The article points out that a section of the neoliberal economists, peddling the argument for the big agro business houses of India, have been arguing for some time that the law was useful when India faced a food grain crisis but now that we have bumper harvests and sufficient production, it is useless if not an obstacle.
Playing to the gallery of these big agro business houses, the new ordinance has inserted a sub-section that says that it is only under the situations as extraordinary as war, famine, natural calamity etc. can the government “regulate the supply of such foodstuffs, including cereals, pulses, potato, onions, edible oilseeds and oil”, and price caps will be triggered only when prices rise by 100 percent (for horticulture produce) and 50 percent for other non-perishable items.

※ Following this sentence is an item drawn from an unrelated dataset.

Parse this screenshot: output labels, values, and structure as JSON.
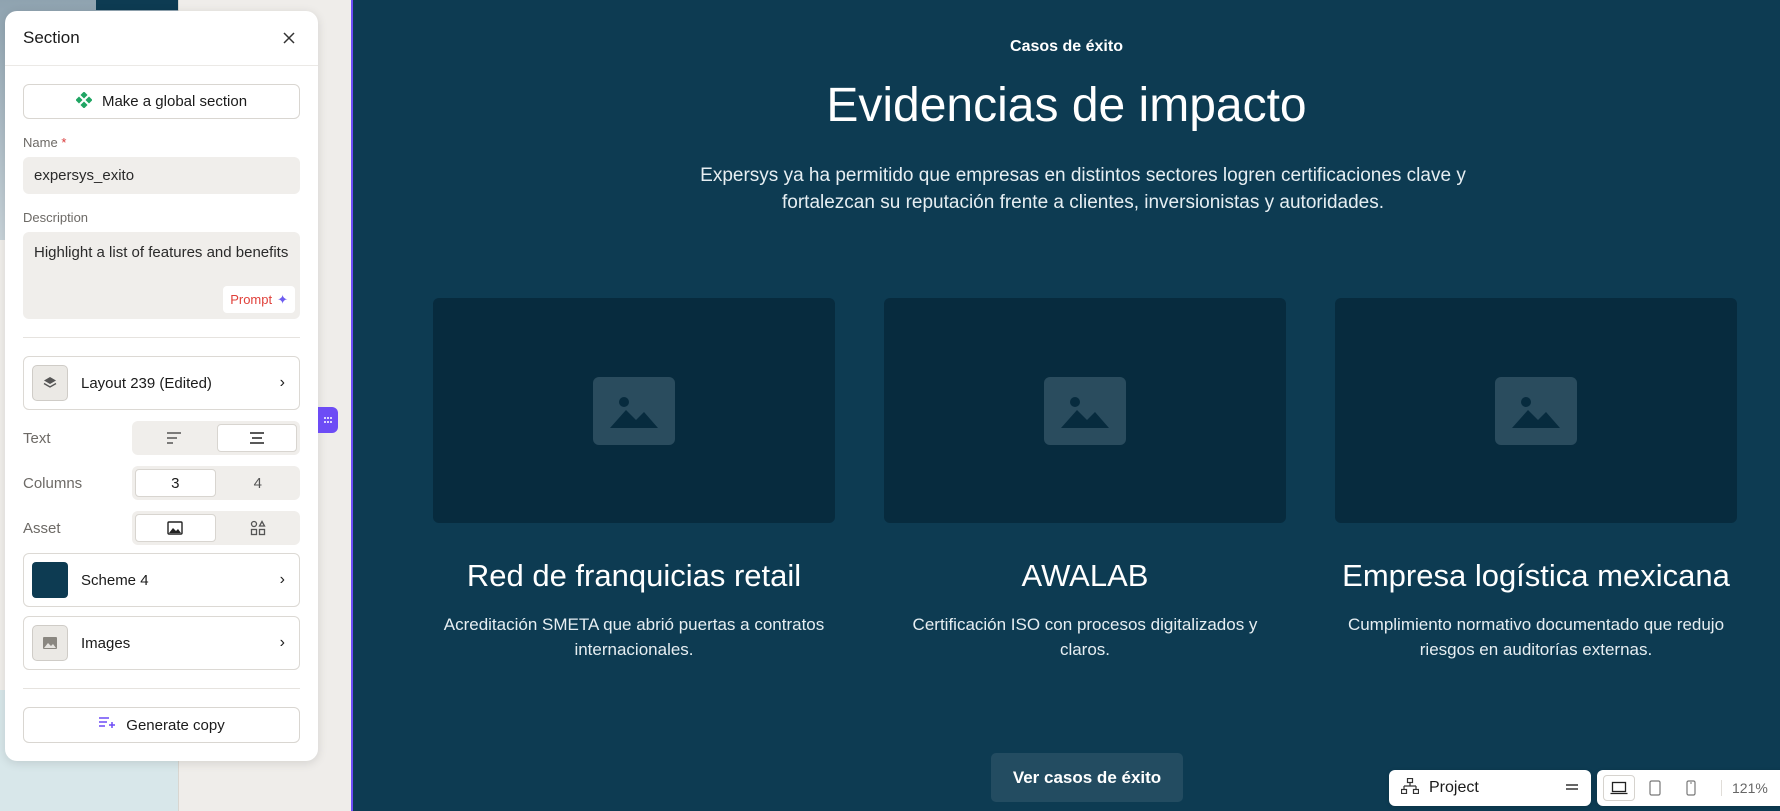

The AISA article considers the argument completely baseless and points out that these three bills have the capacity to jeopardise India’s self-reliance in food grain production. Given the rapidly expanding unemployment, and counter migration to the rural areas, caused by the pandemic, this triad of bills would only aggravate the economic deadlock.
How does this bill facilitate crony capitalism in India? The AISA article elaborates it as following:
These three bills will hand over the entire food chain (including farming, purchase, transport, storage and sale) to big corporate companies. This will destroy farmers, small shopkeepers and small traders. Foreign companies and national corporate companies will reap huge profits but the working class, especially farmers, will be ruined.
Modi from his first day in office has been working really hard to serve its electoral sponsors. It is not an unknown fact that BJP has surpassed all records of electoral expenses. At the same time the relentless high pitch propaganda through possible channels of public media is another expensive engagement. The corporate houses, those that have been funding BJP, have their plans. Both Reliance Industries of Mukesh Ambani, and the Adani group owned by Gautam Adani have been investing heavily into their agricultural and food processing franchises. So, these three bills are going to benefit these two business houses, along with a handful of agro MNCs at the cost of lives and livelihoods of millions of farmers and the food security of the 130 crore citizens of the country.
Modi has done it deliberately to favour his cronies like Ambanis, Shetties, Adanis and other corporate tycoons. This is nothing new; pro rich, anti-people and anti-poor policies of Modi have boomeranged on Indian economy in the past as well. Take for example the cases of GST and demonetisation, these two initiatives have cost almost 4 percent of loss to Indian GDP, the COVID-19 pandemic has further brought down Indian GDP by 24 percent and almost 500 billion dollars have evaporated from this falling economy in one year.
To conclude; the anti-farmer bill will further facilitate crony capitalism in India, leading to an economic system where big businesses thrive without much effort and as a return on money amassed through a nexus between a business class and the political class.
The global idiot Modi must be knowing that corporate India will create fake accounts of traders and purchasers to bring down market price of agriculture produce after harvest season; private operators, traders and commission agents of big corporate entities will dictate price and poor innocent farmers will suffer at the hands of these corporate thieves. Thus the Indian parliament, dominated by RSS goons, has created an environment where the hardworking but poor farmer of India becomes an eternal slave of corporate India.